To cite one example, Edward Gibbon, in his world famous book Decline and Fall of the Roman Empire writes about Islam thus: If Muslim invaders had defeated Charles Martel at the battle of POITIERS in France in 732 AD, Western Europe would have come under the sway of Islam, and perhaps the interpretation of the Quran would now be taught in the schools of Oxford and her pulpits might demonstrate to a circumcised people the sanctity and truth of the revelations of MAHOMET.

More recently (August 14), Mr. Ormsby, Professor of Islamic Studies at the McGill University in Montreal, wrote in The Wall Street Journal : “If not for Poitiers, indeed our churches and synagogues might very well be mosques, from which five times a day the melodious call to prayers would reverberate through our cities. All public buildings would have verses from the Quran, in intricate script, on their portals. There would be no banks, since interest is forbidden, but there would be an even greater number of lawyers, for Islamic law addresses itself to all spheres of life, from ritual cleanliness to the rules of commerce. Shopping Malls would probably be segregated by sex; in the stricter Islamic regimes, men and women do not mingle in public. There would be no novels or plays, nor would there be any theaters; but lyric poetry would reverberate its pre-eminence, and successful poets would be idolized like Hollywood stars”.

Winston Churchill once said England was lucky that the infidels never reached the shores of England and Scotland during the 8th century. One French scholar has written that if Islam were ever dominant in Europe, we would have never seen the steam engine, locomotives, motorcars, airplanes, and telecommunications.

A few decades ago, under advise from the United Nations, the government of Pakistan, wanted to introduce a birth control scheme to restrict uncontrolled increase in population. Maulana Maudoodi of Jamaat Islami wasted millions of rupees on street posters saying that birth control is hararn. In our mosques, the learned Imams taunt learned Muslims that they have all the time in the world to obtain MBAs and Ph.D.s, but no time for prayers. But nowhere in the Islamic world has a single cleric ever hammered out the following Hadith to the Muslim masses, either in Friday prayers, or at a school or college. In no Muslim institution or gathering, posters spotlighting this Hadith have been posted.

It reads:

  1. The ink of a scholar is holier than the blood of a martyr.

  2. He who travels in search of knowledge walks in the path of Allah.

  3. He who leaves his home in search of knowledge walks in the path of Allah.

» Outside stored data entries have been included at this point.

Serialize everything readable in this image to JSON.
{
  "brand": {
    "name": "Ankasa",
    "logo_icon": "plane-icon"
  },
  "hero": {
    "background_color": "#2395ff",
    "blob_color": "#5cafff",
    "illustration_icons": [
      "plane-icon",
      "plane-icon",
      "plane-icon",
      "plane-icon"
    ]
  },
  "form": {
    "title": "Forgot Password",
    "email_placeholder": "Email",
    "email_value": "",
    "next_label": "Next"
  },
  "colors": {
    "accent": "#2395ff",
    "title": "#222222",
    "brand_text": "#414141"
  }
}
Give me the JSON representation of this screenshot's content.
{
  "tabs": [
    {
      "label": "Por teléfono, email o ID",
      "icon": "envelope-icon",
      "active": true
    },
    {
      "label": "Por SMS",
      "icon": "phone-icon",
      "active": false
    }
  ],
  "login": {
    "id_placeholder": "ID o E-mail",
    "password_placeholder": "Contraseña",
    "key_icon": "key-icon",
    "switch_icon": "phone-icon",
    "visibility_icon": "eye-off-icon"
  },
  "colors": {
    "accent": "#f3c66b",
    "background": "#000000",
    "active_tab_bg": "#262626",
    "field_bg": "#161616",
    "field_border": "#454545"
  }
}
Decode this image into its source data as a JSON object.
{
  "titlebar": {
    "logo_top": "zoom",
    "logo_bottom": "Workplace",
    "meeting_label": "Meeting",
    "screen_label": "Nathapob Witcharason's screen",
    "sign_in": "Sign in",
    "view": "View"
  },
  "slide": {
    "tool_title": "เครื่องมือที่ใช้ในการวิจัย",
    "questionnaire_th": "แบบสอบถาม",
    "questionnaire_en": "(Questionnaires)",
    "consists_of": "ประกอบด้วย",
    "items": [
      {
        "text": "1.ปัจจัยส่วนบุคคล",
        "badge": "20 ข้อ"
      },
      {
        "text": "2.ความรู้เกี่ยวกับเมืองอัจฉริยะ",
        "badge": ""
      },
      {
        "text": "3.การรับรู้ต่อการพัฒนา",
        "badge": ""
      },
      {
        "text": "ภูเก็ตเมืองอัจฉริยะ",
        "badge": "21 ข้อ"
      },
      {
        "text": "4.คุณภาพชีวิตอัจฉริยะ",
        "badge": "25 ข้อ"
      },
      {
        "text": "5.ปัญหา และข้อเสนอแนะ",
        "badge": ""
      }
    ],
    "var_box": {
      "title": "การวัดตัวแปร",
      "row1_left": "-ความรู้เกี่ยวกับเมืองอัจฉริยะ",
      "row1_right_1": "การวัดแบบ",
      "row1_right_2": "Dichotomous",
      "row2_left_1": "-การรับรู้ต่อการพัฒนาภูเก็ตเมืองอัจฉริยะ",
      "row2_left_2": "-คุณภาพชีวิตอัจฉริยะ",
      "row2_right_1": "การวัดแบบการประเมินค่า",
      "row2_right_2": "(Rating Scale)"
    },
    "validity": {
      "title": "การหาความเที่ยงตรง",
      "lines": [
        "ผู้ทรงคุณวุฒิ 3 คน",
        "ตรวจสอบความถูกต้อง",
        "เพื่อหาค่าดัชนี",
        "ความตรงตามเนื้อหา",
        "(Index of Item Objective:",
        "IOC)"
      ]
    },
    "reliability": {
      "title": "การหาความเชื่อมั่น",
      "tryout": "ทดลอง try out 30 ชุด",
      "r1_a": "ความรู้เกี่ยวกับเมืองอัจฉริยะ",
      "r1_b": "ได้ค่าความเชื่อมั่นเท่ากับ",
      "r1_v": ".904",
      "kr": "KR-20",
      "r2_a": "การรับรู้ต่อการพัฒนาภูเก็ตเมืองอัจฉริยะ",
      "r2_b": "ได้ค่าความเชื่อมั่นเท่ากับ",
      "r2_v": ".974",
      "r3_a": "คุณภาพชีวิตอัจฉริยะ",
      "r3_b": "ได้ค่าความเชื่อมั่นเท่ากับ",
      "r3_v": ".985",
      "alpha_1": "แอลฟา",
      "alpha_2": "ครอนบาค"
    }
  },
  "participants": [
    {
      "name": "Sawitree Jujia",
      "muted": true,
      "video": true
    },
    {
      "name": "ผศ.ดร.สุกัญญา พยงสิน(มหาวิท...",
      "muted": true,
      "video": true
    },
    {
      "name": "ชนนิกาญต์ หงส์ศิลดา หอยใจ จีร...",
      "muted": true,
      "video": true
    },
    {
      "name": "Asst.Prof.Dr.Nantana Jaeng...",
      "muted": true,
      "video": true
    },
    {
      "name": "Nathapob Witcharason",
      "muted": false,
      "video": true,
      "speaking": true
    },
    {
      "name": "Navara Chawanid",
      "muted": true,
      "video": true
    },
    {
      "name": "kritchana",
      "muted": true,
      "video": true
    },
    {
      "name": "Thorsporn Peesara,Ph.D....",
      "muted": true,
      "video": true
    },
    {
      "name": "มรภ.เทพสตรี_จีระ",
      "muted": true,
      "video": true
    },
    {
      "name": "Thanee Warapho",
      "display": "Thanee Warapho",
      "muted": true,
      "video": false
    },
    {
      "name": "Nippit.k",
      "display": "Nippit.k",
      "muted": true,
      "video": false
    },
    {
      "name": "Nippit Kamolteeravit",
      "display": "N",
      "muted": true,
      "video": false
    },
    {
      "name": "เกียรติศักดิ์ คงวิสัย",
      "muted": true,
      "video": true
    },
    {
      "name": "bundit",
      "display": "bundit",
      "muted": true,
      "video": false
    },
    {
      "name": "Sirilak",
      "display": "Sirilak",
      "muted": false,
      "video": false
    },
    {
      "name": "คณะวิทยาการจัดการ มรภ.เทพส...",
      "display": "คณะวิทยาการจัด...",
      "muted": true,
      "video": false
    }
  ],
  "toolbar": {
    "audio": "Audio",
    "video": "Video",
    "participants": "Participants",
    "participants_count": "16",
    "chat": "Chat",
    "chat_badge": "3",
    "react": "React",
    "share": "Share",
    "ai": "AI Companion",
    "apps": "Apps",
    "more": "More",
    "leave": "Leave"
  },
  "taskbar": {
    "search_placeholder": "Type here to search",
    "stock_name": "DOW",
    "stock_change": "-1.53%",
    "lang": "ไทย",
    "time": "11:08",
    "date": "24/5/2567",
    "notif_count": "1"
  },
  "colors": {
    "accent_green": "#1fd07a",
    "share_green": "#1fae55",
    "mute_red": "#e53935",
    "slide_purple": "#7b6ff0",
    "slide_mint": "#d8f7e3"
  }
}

  4. Seek knowledge if one has to go to China ( China is a non-Islamic distant country with a culture totally different from that of Arabia).

In our letters and comments, our scholars should try to rebut the allegations against Islam in a learned way and our language should be as polite as possible. We should try to avoid personal attacks . We should try to avoid attack and counter attack on trifling matters.

At first, I was proud of our religious organizations, but when I learned that bulk of their funds come from the drug mafias and other questionable sources, tears came to my eyes. Today, I have respect only for the Edhi Foundation, which is not a religious organization, but is doing more service to the Muslim community than any religious organization has done until now.